Henry Parker – Silent Spring
Self Released – Out Now
If you had told me, in my callow youth, about a young folk singer/guitarist who had started by listening to, and no doubt emulating Black Sabbath, I would not have been surprised. Those were the days (cue violin music) when people didn’t bother about categories, genres or much else and everybody’s record player shared equal time with Sabbath, Fairport, Simon & Garfunkel, Dylan, The Stones or The Beatles (yes there were some tribes). You get the idea anyway. However, leap forward half a century and enter the age of micro-genres, a time when you cannot put your nose out of one musical camp for fear of having it knocked by what’s out there and by where you are.
So, one of the things I love about this reviewing is coming across people who are so far out of their time that I think that there is hope left. Henry Parker is one such case and his album Silent Spring is a great glance back to that period of fifty or so years ago but is also so up to date. Here we have a distillation of all that has gone before in the folk scene of the 1960s and 70s but not so much ‘made contemporary’ as given a lease of life that can help it strike out on its own. Henry is one of a growing number of young performers who have been inspired by Bert Jansch and uses his style as a leaping board into his own exploration of music.

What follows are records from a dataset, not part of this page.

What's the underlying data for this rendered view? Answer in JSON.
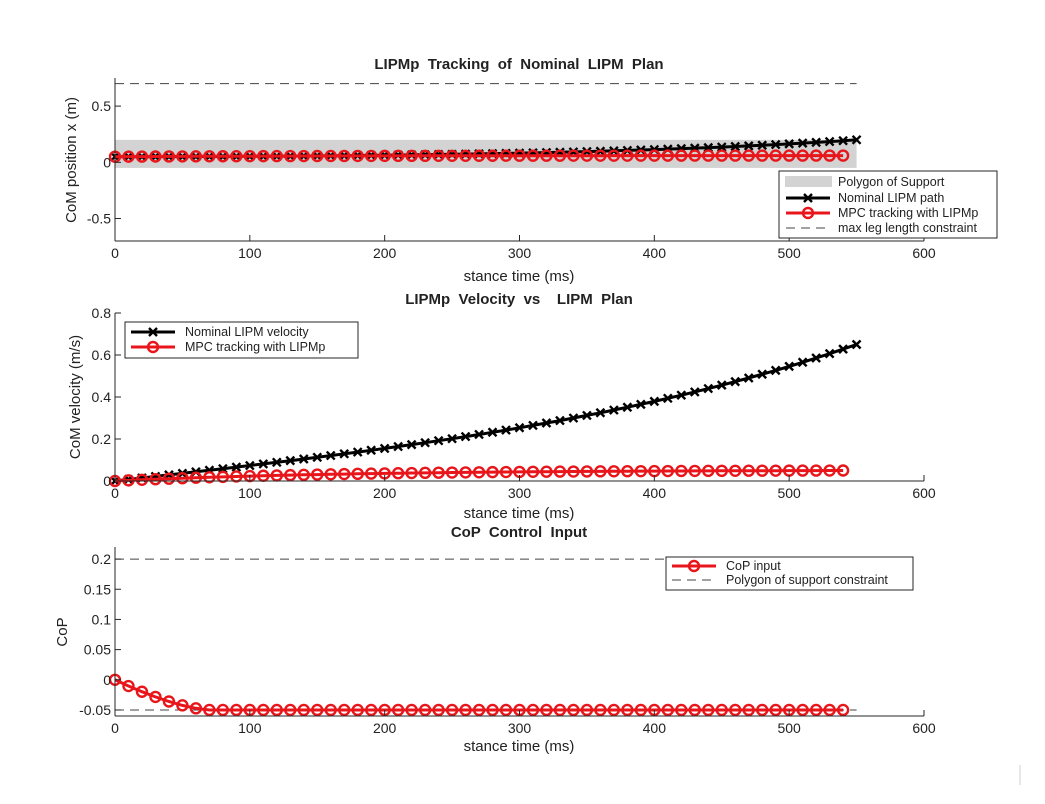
{
  "figure": {
    "background": "#ffffff"
  },
  "chart_data": [
    {
      "type": "line",
      "title": "LIPMp  Tracking  of  Nominal  LIPM  Plan",
      "xlabel": "stance time (ms)",
      "ylabel": "CoM position x (m)",
      "xlim": [
        0,
        600
      ],
      "ylim": [
        -0.7,
        0.75
      ],
      "xticks": [
        0,
        100,
        200,
        300,
        400,
        500,
        600
      ],
      "xtick_labels": [
        "0",
        "100",
        "200",
        "300",
        "400",
        "500",
        "600"
      ],
      "yticks": [
        -0.5,
        0,
        0.5
      ],
      "ytick_labels": [
        "-0.5",
        "0",
        "0.5"
      ],
      "legend_position": "bottom-right",
      "legend": [
        {
          "label": "Polygon of Support",
          "style": "patch",
          "color": "#d3d3d3"
        },
        {
          "label": "Nominal LIPM path",
          "style": "line-x",
          "color": "#000000"
        },
        {
          "label": "MPC tracking with LIPMp",
          "style": "line-o",
          "color": "#e8161b"
        },
        {
          "label": "max leg length constraint",
          "style": "dash",
          "color": "#444444"
        }
      ],
      "bands": [
        {
          "name": "Polygon of Support",
          "x": [
            0,
            550
          ],
          "y": [
            -0.05,
            0.2
          ],
          "color": "#d3d3d3"
        }
      ],
      "hlines": [
        {
          "name": "max leg length constraint",
          "y": 0.7,
          "x": [
            0,
            550
          ]
        },
        {
          "name": "max leg length constraint",
          "y": -0.7,
          "x": [
            0,
            550
          ]
        }
      ],
      "series": [
        {
          "name": "Nominal LIPM path",
          "marker": "x",
          "color": "#000000",
          "kind": "cosh",
          "x_start": 0,
          "x_end": 550,
          "x_step": 10,
          "y_start": 0.05,
          "y_end": 0.2
        },
        {
          "name": "MPC tracking with LIPMp",
          "marker": "o",
          "color": "#e8161b",
          "kind": "rise",
          "x_start": 0,
          "x_end": 540,
          "x_step": 10,
          "y_start": 0.05,
          "y_end": 0.06
        }
      ]
    },
    {
      "type": "line",
      "title": "LIPMp  Velocity  vs    LIPM  Plan",
      "xlabel": "stance time (ms)",
      "ylabel": "CoM velocity (m/s)",
      "xlim": [
        0,
        600
      ],
      "ylim": [
        0,
        0.8
      ],
      "xticks": [
        0,
        100,
        200,
        300,
        400,
        500,
        600
      ],
      "xtick_labels": [
        "0",
        "100",
        "200",
        "300",
        "400",
        "500",
        "600"
      ],
      "yticks": [
        0,
        0.2,
        0.4,
        0.6,
        0.8
      ],
      "ytick_labels": [
        "0",
        "0.2",
        "0.4",
        "0.6",
        "0.8"
      ],
      "legend_position": "top-left",
      "legend": [
        {
          "label": "Nominal LIPM velocity",
          "style": "line-x",
          "color": "#000000"
        },
        {
          "label": "MPC tracking with LIPMp",
          "style": "line-o",
          "color": "#e8161b"
        }
      ],
      "bands": [],
      "hlines": [],
      "series": [
        {
          "name": "Nominal LIPM velocity",
          "marker": "x",
          "color": "#000000",
          "kind": "sinh",
          "x_start": 0,
          "x_end": 550,
          "x_step": 10,
          "y_start": 0,
          "y_end": 0.65
        },
        {
          "name": "MPC tracking with LIPMp",
          "marker": "o",
          "color": "#e8161b",
          "kind": "rise",
          "x_start": 0,
          "x_end": 540,
          "x_step": 10,
          "y_start": 0,
          "y_end": 0.05
        }
      ]
    },
    {
      "type": "line",
      "title": "CoP  Control  Input",
      "xlabel": "stance time (ms)",
      "ylabel": "CoP",
      "xlim": [
        0,
        600
      ],
      "ylim": [
        -0.06,
        0.22
      ],
      "xticks": [
        0,
        100,
        200,
        300,
        400,
        500,
        600
      ],
      "xtick_labels": [
        "0",
        "100",
        "200",
        "300",
        "400",
        "500",
        "600"
      ],
      "yticks": [
        -0.05,
        0,
        0.05,
        0.1,
        0.15,
        0.2
      ],
      "ytick_labels": [
        "-0.05",
        "0",
        "0.05",
        "0.1",
        "0.15",
        "0.2"
      ],
      "legend_position": "top-right",
      "legend": [
        {
          "label": "CoP input",
          "style": "line-o",
          "color": "#e8161b"
        },
        {
          "label": "Polygon of support constraint",
          "style": "dash",
          "color": "#444444"
        }
      ],
      "bands": [],
      "hlines": [
        {
          "name": "Polygon of support constraint",
          "y": 0.2,
          "x": [
            0,
            550
          ]
        },
        {
          "name": "Polygon of support constraint",
          "y": -0.05,
          "x": [
            0,
            550
          ]
        }
      ],
      "series": [
        {
          "name": "CoP input",
          "marker": "o",
          "color": "#e8161b",
          "kind": "drop",
          "x_start": 0,
          "x_end": 540,
          "x_step": 10,
          "y_start": 0,
          "y_end": -0.05,
          "x_settle": 70
        }
      ]
    }
  ]
}
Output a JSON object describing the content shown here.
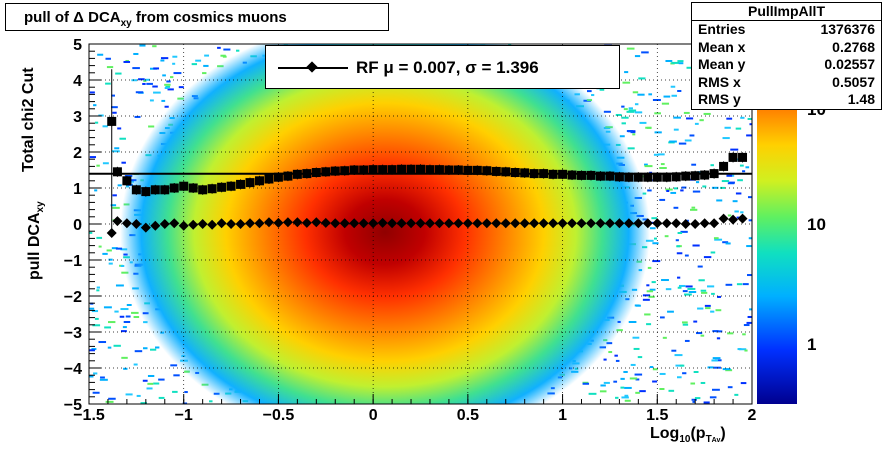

This album reflects a number of styles: sung and instrumental, self-penned and arranged traditional, and electric and acoustic guitar. New Mantras is the right opener, Henry stating that some don’t seem to seek for their own path, for whatever reason, possibly not forcing themselves to look, to try. The singer though will take his own time before he goes his way. He will reflect and move. This dialogue approach to song writing is used again in False Guidance. This song – to himself perhaps – is about the mis-idea that the pursuit of wealth is all-important, that things of value might be missed, and that “greed is the platform to sickness from health”.
Money, or its misuse, is also the subject of Prospect of Wealth. This short track, at 2’30”, designed for the 7” of my childhood no doubt, perfectly encapsulates one the many aspects of folk-influenced – or is it folk-infused – sounds from Henry’s self-confessed infatuation. This time the flute of Theo Travis, which that can be heard on a number of tracks, really brings the added extra.
If you have not already guessed, these songs are autobiographical – what else do we have to call upon but our own experiences. Door Walk Blues says goodbye to the metal band and the metal-band-playing Henry; Drive East are childhood memories of summer holidays on the way to Whitby along the highways of Yorkshire. Here summer is as all our childhood summers, long, bright and warm, celebrated and reflected in the summer of this Albion of a tune.
The two instrumentals allow Henry the chance to expand themes, play with juxtaposition and build lyrical pictures. Marble Wren perfectly reflects the joys of walking along a canal irrespective of the season: three movements in a little over four and a half minutes and you can share the delight. Willie O Winsbury is actually two traditional tunes, the title and preceding it Will Yow Walke The Woods Soe Wylde. A great arrangement but this is on electric guitar and it was at this point that I realised that the Henry Parker sound, pulling what it can from the 60s & 70s, has here that jazz influence as well: the electric guitar, the double bass and the drum, albeit a Morris Drum in this case. It is that bringing together and that freedom of being able to take from what suited, what fitted that makes this album such a joy.
There are so many layers to Silent Spring that it is hard to pull out one that could shine above all others. However, when it comes to something that perhaps gives the right sense, the right essence of the album, it has to be its title and its title track. Rachel Carson’s book continues to make a big impact and in many ways, it is even more important now. Those who read it in 1962 when it was published – perhaps listening to Bob Dylan’s newly-released first album at the same time – clearly did not take it all on board and have left it to Henry’s generation and those beyond to sort out this mess. This track, written for today reminds us of how, through neglect, the situation is now much worse. As an album, Silent Spring may be built on and around the folk-infused music of fifty years ago but its message is very much for today. Henry Parker is clearly an excellent guitarist and writer, but he has also not lost sight of the message. He has found his path. Let us walk that way as well. Excellent.